“In order to last in the music game, you have to reinvent yourself, and that’s what Culture does.”
So says the charismatic and thoughtful IG Culture, who has just created the genre-defying album ‘Turn It Up’ under his alter-ego New Sector Movements. His second album under the New Sector Movements moniker (now shortened to simply NSM), sees the ever-pioneering producer go back to his roots, and coming up with his most accessible music yet. It’s a piece of music that sees IG Culture moving beyond the scenes in which he has developed, and reaching the perfect balance between sweet, soul music, and the tech-y broken edginess that has so far defined his career. As he excitedly puts it himself, “The next stage of NSM takes in all of my musical experiences, hones them into new and strong songs that tell where I am from, where I am at, and where I am going.”
‘Turn It Up’ is an album that has allowed IG to move on as a producer, while acknowledging his debt to the past. It’s a dichotomy that has always been integral to IG Culture’s music, a natural development from growing up in the UK. “Everything that England has been soaking up over all these years, I am about. If it’s in the dance, then I am all over it. Be it the sound-clash to the sampled beat.” You can hear it on tracks like ‘Heat It Up’ – a ragged fusion of hip hop, soul and punk, that could only be born from London. Or the twisted soul of ‘Sho You Right’, which takes the blueprint of Philadelphia soul, and transforms it into something entirely fresh. A modern classic from the uniquely British school of eclecticism.

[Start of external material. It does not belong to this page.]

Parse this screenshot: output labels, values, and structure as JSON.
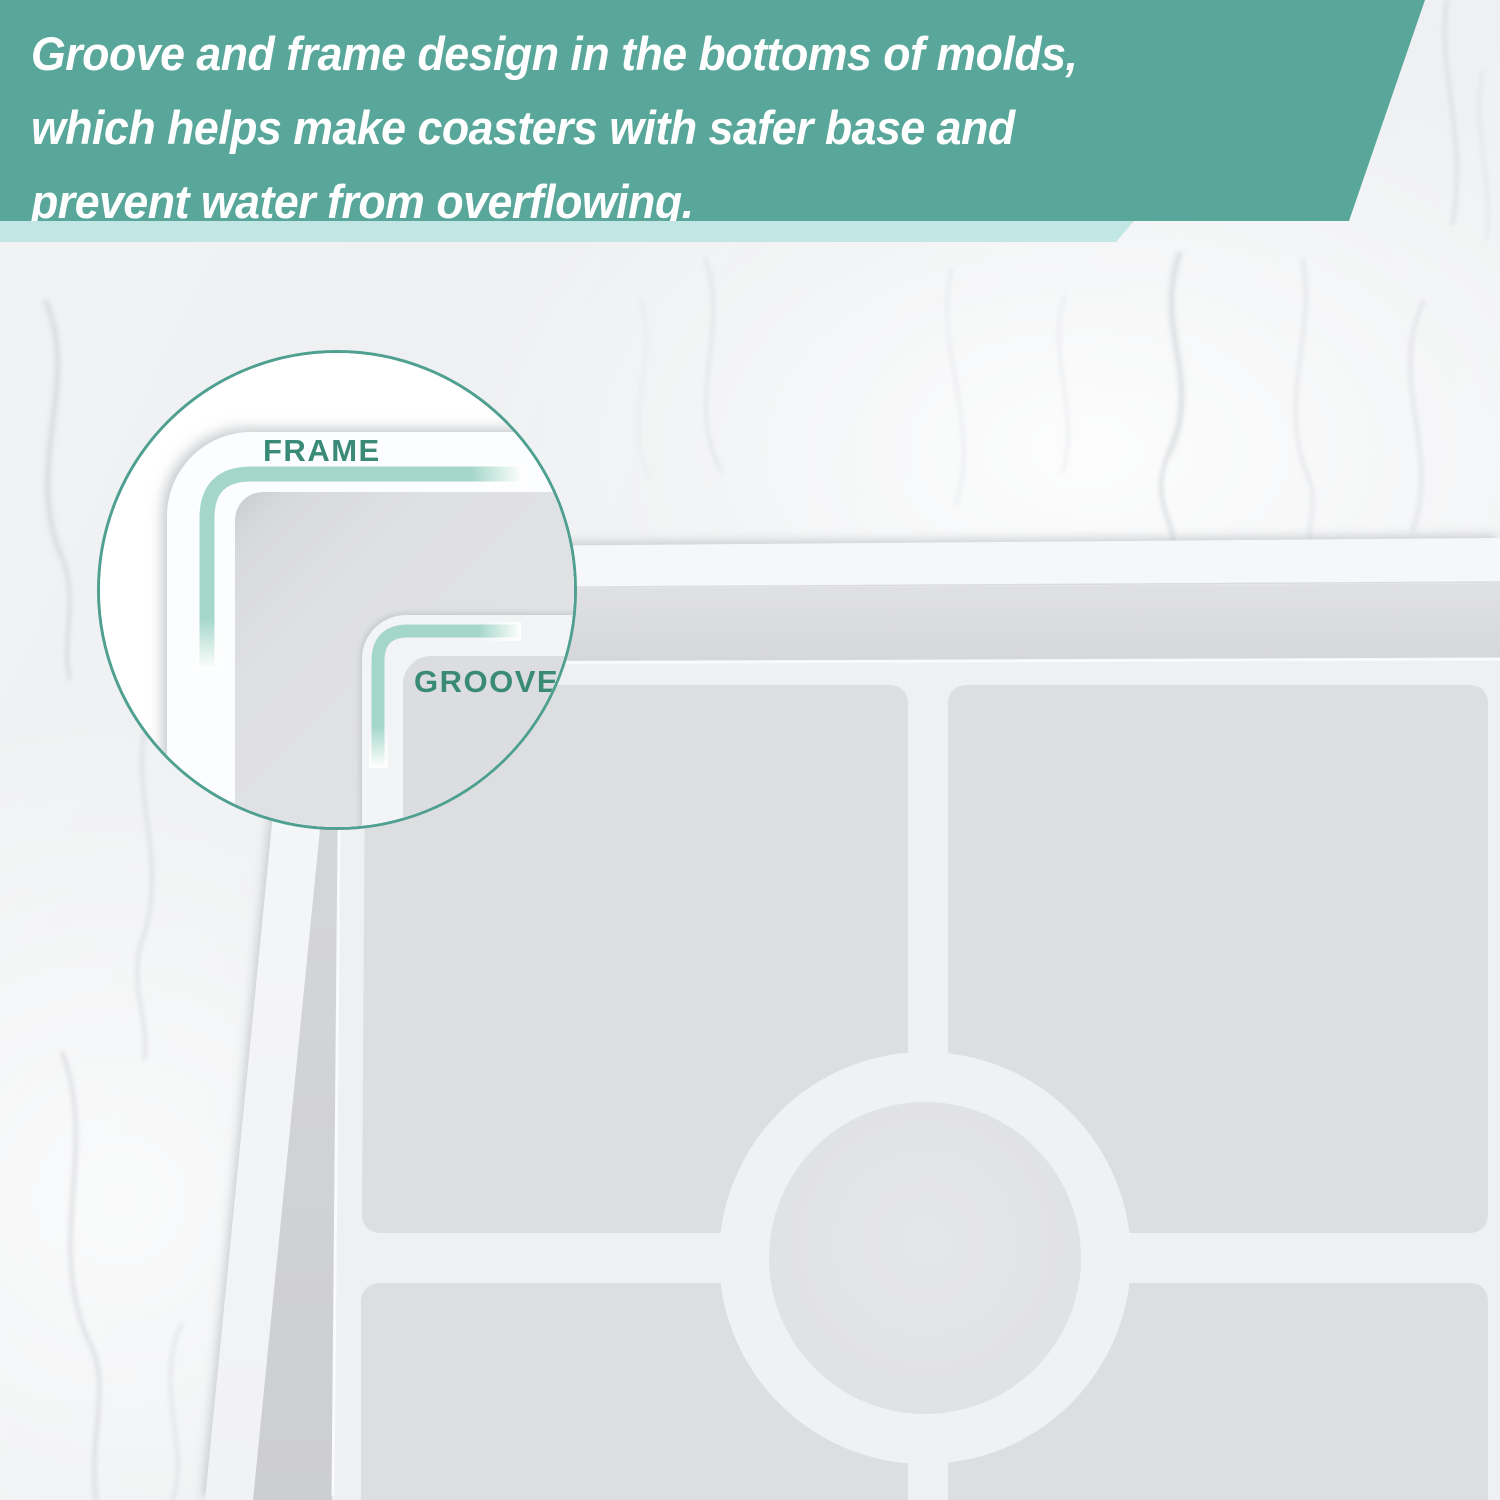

Like black musical luminaries before him, Shuggie Otis, Stevie Wonder or Herbie Hancock, IG Culture’s sound depends on taking the technology of the time and combining it with classic sensibilities. Nestled deep in his subterranean West London studio, packed with drum kits, unrecognisable pieces of production kit and a beaten up piano, IG has always strived to push as many boundaries as possible. Be it in the nineties, under his Dodge City Production name, where he developed UK hip hop into a viable chart friendly form. Or when he first recorded as IG Culture for seminal labels like Main Squeeze or People, becoming the original pioneer of that unique fusion of jazz, soul, beats and general weirdness, that became known as the West London Sound or Broken Beats.
While not exactly turning his back on the broken beat sound he invented (the complex and choppy beat patterns that characterise the sound are still evident on tracks like ‘Trying Times’ and ‘Digital Age’), ‘Turn It Up’ sees him investigating other styles of music. “Well, I’m not content to stick to one genre, and you can hear that on this album more than anything else I have recorded.” His love of sound-system and reggae has led to ‘Big It Up’, a collaboration between IG and renowned Jamaican dancehall chanteuse Cecile. Based around a bumpy ragga riddim that wouldn’t feel out of place as the basis for a Greensleeves Rhythm album, Cecile lets loose with her trademark, tough style. The result is going to surprise people who thought they knew what New Sector Movements was about.
So there you have it: forget about everything you thought you knew about this artist, as NSM is back, revived for 2004. He’s not just created the most important black music album of the year, but perhaps the most important album of the year full stop. British soul music is now firmly back on the map.